Big Brothers Big Sisters, in a fit of profound misjudgement, have foisted a hapless thirteen- year-old girl onto me for some heavy duty mentoring . Inga is finally a Big Sister, mothabitches!
For confidentiality purposes, I’ll call my Little Sister Katy. And she is little. Well, petite. So petite that sometimes I forget she’s actually a teenager and has been through more upheavals in her thirteen years than I have in twenty-nine and a half. I sometimes catch myself talking to her like a little kid, and give myself a mental smack. Thirteen-year-olds are just tiny grown ups in puberty stricken bodies, dontcha know.

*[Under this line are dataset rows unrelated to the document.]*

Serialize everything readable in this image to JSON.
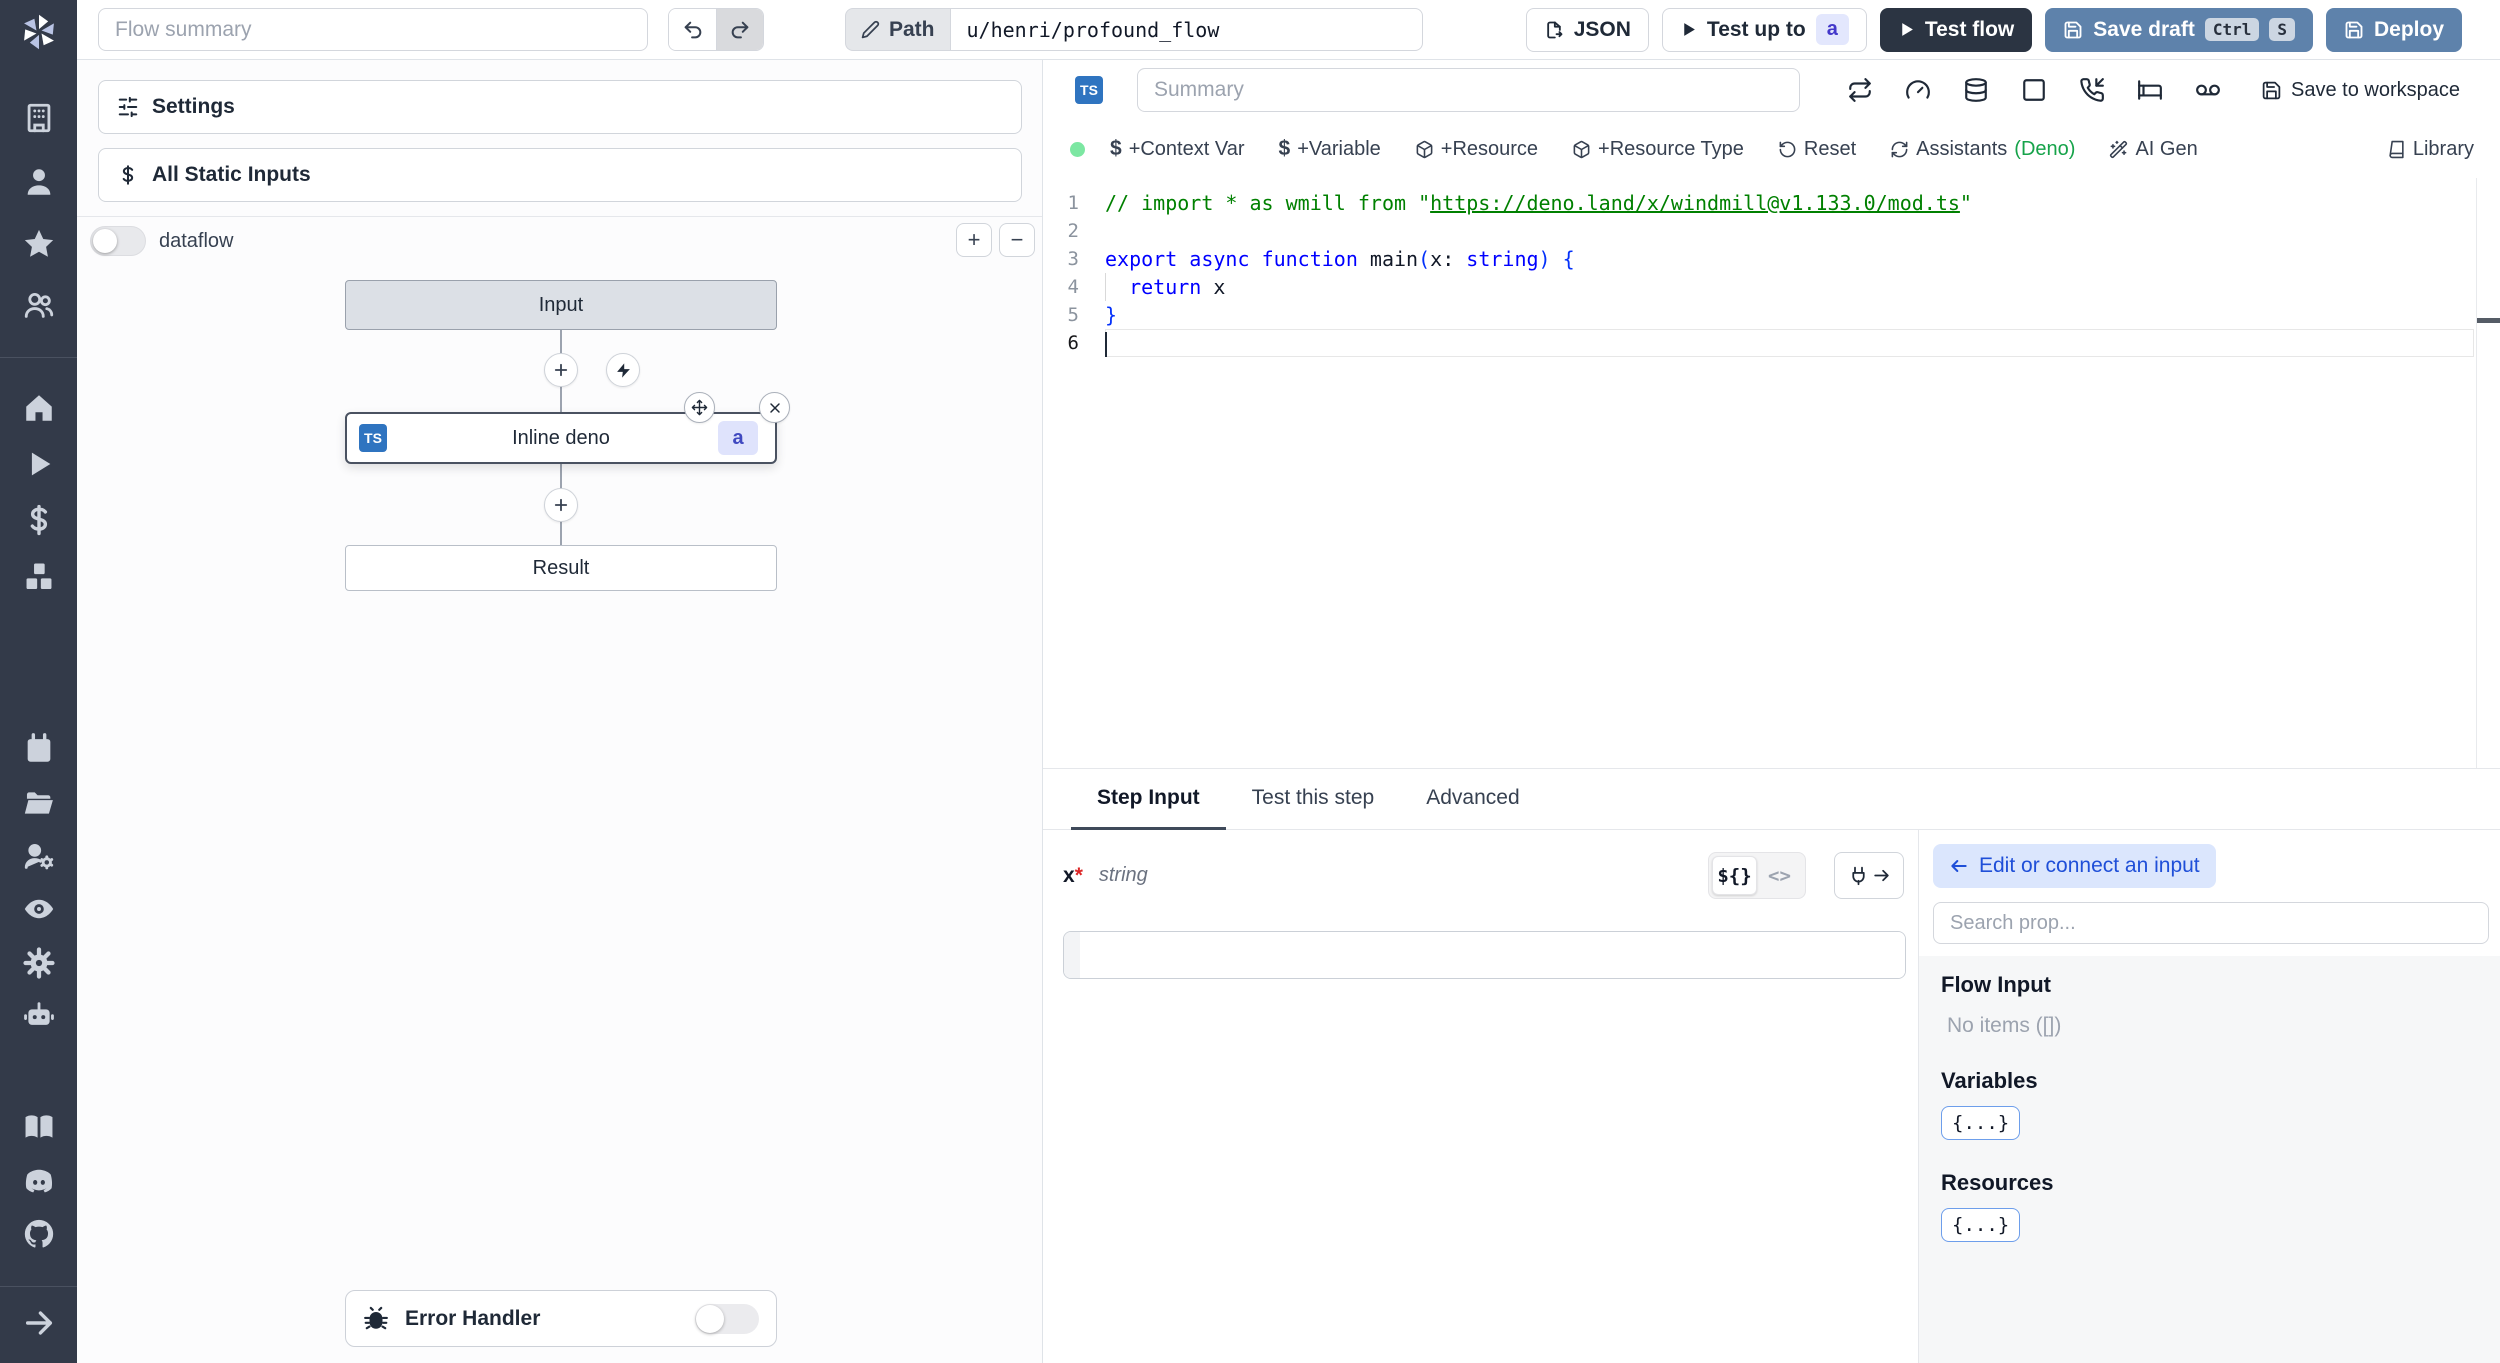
{
  "topbar": {
    "flow_summary_placeholder": "Flow summary",
    "path_label": "Path",
    "path_value": "u/henri/profound_flow",
    "json_label": "JSON",
    "test_up_to_label": "Test up to",
    "test_up_to_badge": "a",
    "test_flow_label": "Test flow",
    "save_draft_label": "Save draft",
    "kbd_ctrl": "Ctrl",
    "kbd_s": "S",
    "deploy_label": "Deploy"
  },
  "sidebar": {
    "icons": [
      "windmill-logo",
      "building",
      "user",
      "star",
      "users",
      "home",
      "play",
      "dollar",
      "boxes",
      "calendar",
      "folder-open",
      "user-cog",
      "eye",
      "settings-gear",
      "bot",
      "book-open",
      "discord",
      "github",
      "arrow-right"
    ]
  },
  "flow_panel": {
    "settings_label": "Settings",
    "all_static_inputs_label": "All Static Inputs",
    "dataflow_label": "dataflow",
    "zoom_in": "+",
    "zoom_out": "−",
    "graph": {
      "input_node": "Input",
      "step_node": "Inline deno",
      "step_lang_badge": "TS",
      "step_id_badge": "a",
      "result_node": "Result"
    },
    "error_handler_label": "Error Handler"
  },
  "editor": {
    "lang_badge": "TS",
    "summary_placeholder": "Summary",
    "save_to_workspace_label": "Save to workspace",
    "status_color": "#7ce7a2",
    "toolbar": {
      "context_var": "+Context Var",
      "variable": "+Variable",
      "resource": "+Resource",
      "resource_type": "+Resource Type",
      "reset": "Reset",
      "assistants": "Assistants",
      "assistants_lang": "(Deno)",
      "ai_gen": "AI Gen",
      "library": "Library"
    },
    "code": {
      "lines": [
        {
          "n": 1,
          "tokens": [
            {
              "t": "// import * as wmill from \"",
              "c": "comment"
            },
            {
              "t": "https://deno.land/x/windmill@v1.133.0/mod.ts",
              "c": "comment-link"
            },
            {
              "t": "\"",
              "c": "comment"
            }
          ]
        },
        {
          "n": 2,
          "tokens": []
        },
        {
          "n": 3,
          "tokens": [
            {
              "t": "export",
              "c": "kw"
            },
            {
              "t": " ",
              "c": "plain"
            },
            {
              "t": "async",
              "c": "kw"
            },
            {
              "t": " ",
              "c": "plain"
            },
            {
              "t": "function",
              "c": "kw"
            },
            {
              "t": " main",
              "c": "plain"
            },
            {
              "t": "(",
              "c": "bracket"
            },
            {
              "t": "x: ",
              "c": "plain"
            },
            {
              "t": "string",
              "c": "kw"
            },
            {
              "t": ")",
              "c": "bracket"
            },
            {
              "t": " {",
              "c": "bracket"
            }
          ]
        },
        {
          "n": 4,
          "guide": true,
          "tokens": [
            {
              "t": "  ",
              "c": "plain"
            },
            {
              "t": "return",
              "c": "kw"
            },
            {
              "t": " x",
              "c": "plain"
            }
          ]
        },
        {
          "n": 5,
          "tokens": [
            {
              "t": "}",
              "c": "bracket"
            }
          ]
        },
        {
          "n": 6,
          "tokens": [],
          "cursor": true,
          "active": true
        }
      ]
    }
  },
  "step_panel": {
    "tabs": [
      "Step Input",
      "Test this step",
      "Advanced"
    ],
    "field_name": "x",
    "field_required_mark": "*",
    "field_type": "string",
    "field_value": "",
    "mode_expr": "${}",
    "mode_code": "<>"
  },
  "prop_picker": {
    "edit_connect_label": "Edit or connect an input",
    "search_placeholder": "Search prop...",
    "flow_input_title": "Flow Input",
    "flow_input_empty": "No items ([])",
    "variables_title": "Variables",
    "variables_chip": "{...}",
    "resources_title": "Resources",
    "resources_chip": "{...}"
  }
}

We’ve had a few play-dates together, and while she never acts particularly thrilled to see or hear from me, she always tries to make me stay a little bit longer, and makes me confirm a time to come see her next. It makes me feel extraordinarily good. She doesn’t say much, but out of the corner of my eye I always catch her scrutinizing the hell out of me, looking at my hair, face, clothes, body – and I really wonder what she’s thinking. Probably “who does this lady think she is and why does she smell like tequila?”
The whole thing is equally intimidating and gratifying. On one hand I’m terrified of doing or saying something wrong, and my brain goes into overdrive with the effort to behave impeccably when I’m with her. On the other hand, the BBBS staff have an amazing knack for building confidence and making me feel like I can do no wrong. Sometimes when I call my co-ordinator for a chat, I hang up feeling like the Vatican’s about to contact me for beatification. Saint Inga of the Smirnoff.
On top of that, her real big sister loaned me the entire DVD set of Charmed. I knew I did this for a reason.